How Long It Takes to Become a Radiologist
The path is one of the longer ones in medicine. It starts with four years of undergraduate education, followed by four years of medical school. After earning their medical degree, future radiologists complete one year of clinical training (an internship) and then a four-year diagnostic radiology residency. Those pursuing interventional radiology can take an integrated five-year residency track instead. Add a fellowship for subspecialty training and you’re looking at 13 to 15 years of education and training after high school.
To practice, radiologists must pass board certification exams administered by the American Board of Radiology. The qualifying exam is taken during residency, and the certifying exam follows at least 12 months after residency ends. Starting after 2027, new candidates will also face an oral exam component. Radiologists have six years from finishing residency to complete the full certification process, and they must hold a valid medical license in their state.
Radiologists vs. Radiology Technologists
This is a common point of confusion. The person who positions you on the table, operates the scanner, and tells you to hold your breath is a radiologic technologist (sometimes called a radiographer or rad tech). They are highly trained in operating imaging equipment, but they are not doctors. They do not diagnose conditions or prescribe treatments.
The radiologist is the physician who reviews the images after they’re taken. You may never see them during your visit, but they’re the ones making the diagnostic call. The educational difference is substantial: a technologist typically completes a two-year associate’s or four-year bachelor’s degree program, while a radiologist completes a minimum of 13 years of post-secondary education.

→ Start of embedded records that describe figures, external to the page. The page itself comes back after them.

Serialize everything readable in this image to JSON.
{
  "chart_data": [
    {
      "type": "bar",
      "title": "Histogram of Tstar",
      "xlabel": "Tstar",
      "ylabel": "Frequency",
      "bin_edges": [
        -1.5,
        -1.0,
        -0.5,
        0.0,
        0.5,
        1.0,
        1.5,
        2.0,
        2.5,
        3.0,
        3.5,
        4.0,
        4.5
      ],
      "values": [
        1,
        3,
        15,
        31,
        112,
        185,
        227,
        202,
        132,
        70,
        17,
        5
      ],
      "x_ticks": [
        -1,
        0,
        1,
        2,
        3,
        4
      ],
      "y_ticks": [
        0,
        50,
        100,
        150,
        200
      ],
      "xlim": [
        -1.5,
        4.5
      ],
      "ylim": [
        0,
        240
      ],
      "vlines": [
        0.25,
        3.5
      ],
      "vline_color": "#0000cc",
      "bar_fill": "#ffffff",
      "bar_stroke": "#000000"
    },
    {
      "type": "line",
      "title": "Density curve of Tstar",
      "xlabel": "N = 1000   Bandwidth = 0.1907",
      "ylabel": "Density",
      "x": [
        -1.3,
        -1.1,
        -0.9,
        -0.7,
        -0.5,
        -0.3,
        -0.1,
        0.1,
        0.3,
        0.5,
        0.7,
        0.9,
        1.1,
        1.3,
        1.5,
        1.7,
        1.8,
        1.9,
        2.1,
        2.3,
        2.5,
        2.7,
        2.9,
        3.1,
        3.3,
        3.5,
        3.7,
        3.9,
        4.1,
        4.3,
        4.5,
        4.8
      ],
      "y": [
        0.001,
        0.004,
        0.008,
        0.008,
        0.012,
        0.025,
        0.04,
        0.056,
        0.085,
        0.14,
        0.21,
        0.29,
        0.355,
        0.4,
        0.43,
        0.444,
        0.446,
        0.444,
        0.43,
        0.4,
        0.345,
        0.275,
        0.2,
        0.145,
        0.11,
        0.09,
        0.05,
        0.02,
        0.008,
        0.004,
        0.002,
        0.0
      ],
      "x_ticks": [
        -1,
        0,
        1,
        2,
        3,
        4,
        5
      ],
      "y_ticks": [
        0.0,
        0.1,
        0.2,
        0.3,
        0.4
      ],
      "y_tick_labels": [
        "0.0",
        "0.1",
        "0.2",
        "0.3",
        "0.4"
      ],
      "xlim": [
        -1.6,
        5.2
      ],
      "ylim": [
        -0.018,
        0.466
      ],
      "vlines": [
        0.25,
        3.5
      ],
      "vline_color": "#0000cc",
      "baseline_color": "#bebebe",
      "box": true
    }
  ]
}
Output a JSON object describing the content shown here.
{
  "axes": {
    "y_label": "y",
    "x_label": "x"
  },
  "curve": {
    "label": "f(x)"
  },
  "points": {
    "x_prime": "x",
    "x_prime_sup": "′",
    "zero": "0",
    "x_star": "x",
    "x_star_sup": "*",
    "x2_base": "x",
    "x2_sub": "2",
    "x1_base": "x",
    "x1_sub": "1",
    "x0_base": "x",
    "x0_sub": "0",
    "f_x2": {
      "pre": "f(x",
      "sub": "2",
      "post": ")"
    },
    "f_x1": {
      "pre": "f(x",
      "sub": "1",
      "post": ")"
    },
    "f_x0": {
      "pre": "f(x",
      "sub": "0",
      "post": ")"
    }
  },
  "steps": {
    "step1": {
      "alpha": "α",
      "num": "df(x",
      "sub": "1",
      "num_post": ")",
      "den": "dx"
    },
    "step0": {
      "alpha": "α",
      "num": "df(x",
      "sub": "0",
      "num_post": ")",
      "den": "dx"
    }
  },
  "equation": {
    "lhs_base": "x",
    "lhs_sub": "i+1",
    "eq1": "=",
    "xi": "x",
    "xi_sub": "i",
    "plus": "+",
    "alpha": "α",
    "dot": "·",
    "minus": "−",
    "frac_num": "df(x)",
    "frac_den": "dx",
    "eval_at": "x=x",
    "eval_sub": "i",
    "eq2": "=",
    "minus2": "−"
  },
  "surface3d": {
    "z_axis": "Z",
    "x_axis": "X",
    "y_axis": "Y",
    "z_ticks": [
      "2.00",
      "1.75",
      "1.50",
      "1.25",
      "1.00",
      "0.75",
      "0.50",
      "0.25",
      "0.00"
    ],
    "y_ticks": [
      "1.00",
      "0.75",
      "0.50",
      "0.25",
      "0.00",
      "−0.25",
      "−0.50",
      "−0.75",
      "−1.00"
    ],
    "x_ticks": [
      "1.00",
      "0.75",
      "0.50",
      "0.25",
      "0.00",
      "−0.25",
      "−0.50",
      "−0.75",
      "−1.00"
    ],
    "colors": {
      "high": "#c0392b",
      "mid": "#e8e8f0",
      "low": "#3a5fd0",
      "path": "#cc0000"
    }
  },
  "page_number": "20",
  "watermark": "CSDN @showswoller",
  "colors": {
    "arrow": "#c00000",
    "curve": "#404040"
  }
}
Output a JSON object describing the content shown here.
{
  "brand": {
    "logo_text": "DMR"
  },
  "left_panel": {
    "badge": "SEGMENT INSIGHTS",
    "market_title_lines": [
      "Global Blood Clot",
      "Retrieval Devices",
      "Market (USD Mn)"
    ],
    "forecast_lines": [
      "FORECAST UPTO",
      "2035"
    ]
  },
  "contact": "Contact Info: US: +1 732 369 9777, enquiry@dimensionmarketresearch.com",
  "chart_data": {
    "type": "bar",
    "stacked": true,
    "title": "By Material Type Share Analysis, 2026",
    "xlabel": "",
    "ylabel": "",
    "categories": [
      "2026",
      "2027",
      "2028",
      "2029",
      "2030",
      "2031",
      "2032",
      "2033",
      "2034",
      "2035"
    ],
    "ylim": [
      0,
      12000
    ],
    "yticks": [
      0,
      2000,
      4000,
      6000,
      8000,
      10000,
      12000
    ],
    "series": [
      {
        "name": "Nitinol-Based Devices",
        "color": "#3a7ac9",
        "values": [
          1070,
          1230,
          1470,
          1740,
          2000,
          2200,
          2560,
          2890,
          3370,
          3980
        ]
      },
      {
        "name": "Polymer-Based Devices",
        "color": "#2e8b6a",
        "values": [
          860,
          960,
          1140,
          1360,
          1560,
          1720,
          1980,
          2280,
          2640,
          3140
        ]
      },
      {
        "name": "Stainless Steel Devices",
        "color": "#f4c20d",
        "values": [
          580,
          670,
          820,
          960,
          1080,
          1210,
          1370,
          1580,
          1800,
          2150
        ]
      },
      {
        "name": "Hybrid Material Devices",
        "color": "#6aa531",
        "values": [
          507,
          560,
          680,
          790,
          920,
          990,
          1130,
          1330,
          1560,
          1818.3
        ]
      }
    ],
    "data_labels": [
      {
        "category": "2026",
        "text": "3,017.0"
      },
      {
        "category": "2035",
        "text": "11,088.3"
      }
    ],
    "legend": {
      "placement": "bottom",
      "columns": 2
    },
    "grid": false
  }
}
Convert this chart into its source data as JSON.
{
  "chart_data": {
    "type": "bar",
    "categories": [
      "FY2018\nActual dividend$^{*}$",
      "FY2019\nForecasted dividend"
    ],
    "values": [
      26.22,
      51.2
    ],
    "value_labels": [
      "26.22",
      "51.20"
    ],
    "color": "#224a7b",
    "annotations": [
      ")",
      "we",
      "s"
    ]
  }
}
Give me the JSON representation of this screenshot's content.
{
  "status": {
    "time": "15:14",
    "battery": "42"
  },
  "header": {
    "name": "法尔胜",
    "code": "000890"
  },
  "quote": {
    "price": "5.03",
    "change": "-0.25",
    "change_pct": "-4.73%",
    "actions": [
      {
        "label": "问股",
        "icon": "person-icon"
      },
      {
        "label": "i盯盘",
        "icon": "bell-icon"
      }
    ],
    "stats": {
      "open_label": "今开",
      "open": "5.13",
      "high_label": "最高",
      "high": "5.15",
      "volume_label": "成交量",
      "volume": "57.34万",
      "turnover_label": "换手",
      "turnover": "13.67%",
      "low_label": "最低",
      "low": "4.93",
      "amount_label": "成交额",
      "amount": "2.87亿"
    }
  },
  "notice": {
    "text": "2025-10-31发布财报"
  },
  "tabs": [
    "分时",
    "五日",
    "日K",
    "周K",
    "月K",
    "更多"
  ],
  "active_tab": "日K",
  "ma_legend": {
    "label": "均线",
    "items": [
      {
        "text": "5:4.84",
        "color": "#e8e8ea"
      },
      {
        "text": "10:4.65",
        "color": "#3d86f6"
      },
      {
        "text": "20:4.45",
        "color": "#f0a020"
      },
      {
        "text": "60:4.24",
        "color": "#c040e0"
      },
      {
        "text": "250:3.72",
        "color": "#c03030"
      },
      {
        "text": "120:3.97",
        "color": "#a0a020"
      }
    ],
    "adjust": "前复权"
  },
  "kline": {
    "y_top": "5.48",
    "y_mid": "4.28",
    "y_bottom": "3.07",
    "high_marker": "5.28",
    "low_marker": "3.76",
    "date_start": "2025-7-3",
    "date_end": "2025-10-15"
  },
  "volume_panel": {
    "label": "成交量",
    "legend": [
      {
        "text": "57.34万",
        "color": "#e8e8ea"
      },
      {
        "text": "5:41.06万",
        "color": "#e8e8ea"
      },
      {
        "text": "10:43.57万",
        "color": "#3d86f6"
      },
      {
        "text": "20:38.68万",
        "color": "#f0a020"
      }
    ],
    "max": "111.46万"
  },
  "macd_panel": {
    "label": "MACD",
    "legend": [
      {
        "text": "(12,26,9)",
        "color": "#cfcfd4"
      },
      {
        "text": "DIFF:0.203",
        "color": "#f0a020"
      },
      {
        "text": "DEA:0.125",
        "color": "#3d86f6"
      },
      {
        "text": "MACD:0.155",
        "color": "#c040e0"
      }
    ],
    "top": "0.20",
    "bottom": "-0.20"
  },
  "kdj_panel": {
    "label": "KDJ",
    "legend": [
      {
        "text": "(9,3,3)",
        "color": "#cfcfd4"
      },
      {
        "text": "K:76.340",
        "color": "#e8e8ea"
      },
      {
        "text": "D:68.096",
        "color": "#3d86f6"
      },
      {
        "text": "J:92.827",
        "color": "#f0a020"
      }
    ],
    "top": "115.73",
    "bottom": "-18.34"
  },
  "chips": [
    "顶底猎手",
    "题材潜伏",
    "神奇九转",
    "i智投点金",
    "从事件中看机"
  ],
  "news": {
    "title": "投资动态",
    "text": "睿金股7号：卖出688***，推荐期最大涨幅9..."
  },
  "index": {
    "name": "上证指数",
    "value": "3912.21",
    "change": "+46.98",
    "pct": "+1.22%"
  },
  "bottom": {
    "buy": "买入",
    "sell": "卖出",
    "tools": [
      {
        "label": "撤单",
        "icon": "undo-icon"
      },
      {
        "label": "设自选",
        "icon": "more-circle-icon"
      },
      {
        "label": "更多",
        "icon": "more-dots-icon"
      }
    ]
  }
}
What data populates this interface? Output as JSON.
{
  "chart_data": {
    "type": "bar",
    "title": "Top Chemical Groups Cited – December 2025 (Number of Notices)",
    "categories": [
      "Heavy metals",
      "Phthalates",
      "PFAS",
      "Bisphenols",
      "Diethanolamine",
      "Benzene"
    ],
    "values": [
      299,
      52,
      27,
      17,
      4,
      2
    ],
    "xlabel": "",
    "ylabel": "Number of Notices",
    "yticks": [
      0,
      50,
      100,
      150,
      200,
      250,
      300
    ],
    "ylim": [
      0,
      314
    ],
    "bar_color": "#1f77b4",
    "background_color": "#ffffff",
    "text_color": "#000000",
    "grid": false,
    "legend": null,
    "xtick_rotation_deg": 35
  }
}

How AI Is Changing the Field
Artificial intelligence tools are increasingly part of a radiologist’s workflow. Over the past two decades, computer-aided diagnosis tools have been refined to help with tasks like identifying suspicious areas on mammograms, segmenting organs on CT scans, and flagging potential brain metastases that a human eye might miss on a first pass. These systems process imaging data and highlight areas of concern, but the radiologist still makes the final interpretation. AI is also being used to improve image quality, automate routine measurements, and prioritize urgent cases so critical findings get read faster.
Salary and Job Outlook
Radiology is among the higher-paying medical specialties. According to the U.S. Bureau of Labor Statistics, the average annual wage for radiologists was $359,820 as of May 2024. Employment is projected to grow about 3% from 2024 to 2034, adding roughly 800 positions to the current workforce of about 29,000 radiologists in the U.S. That growth rate is modest compared to some healthcare fields, but demand remains steady as imaging continues to play a central role in modern medicine.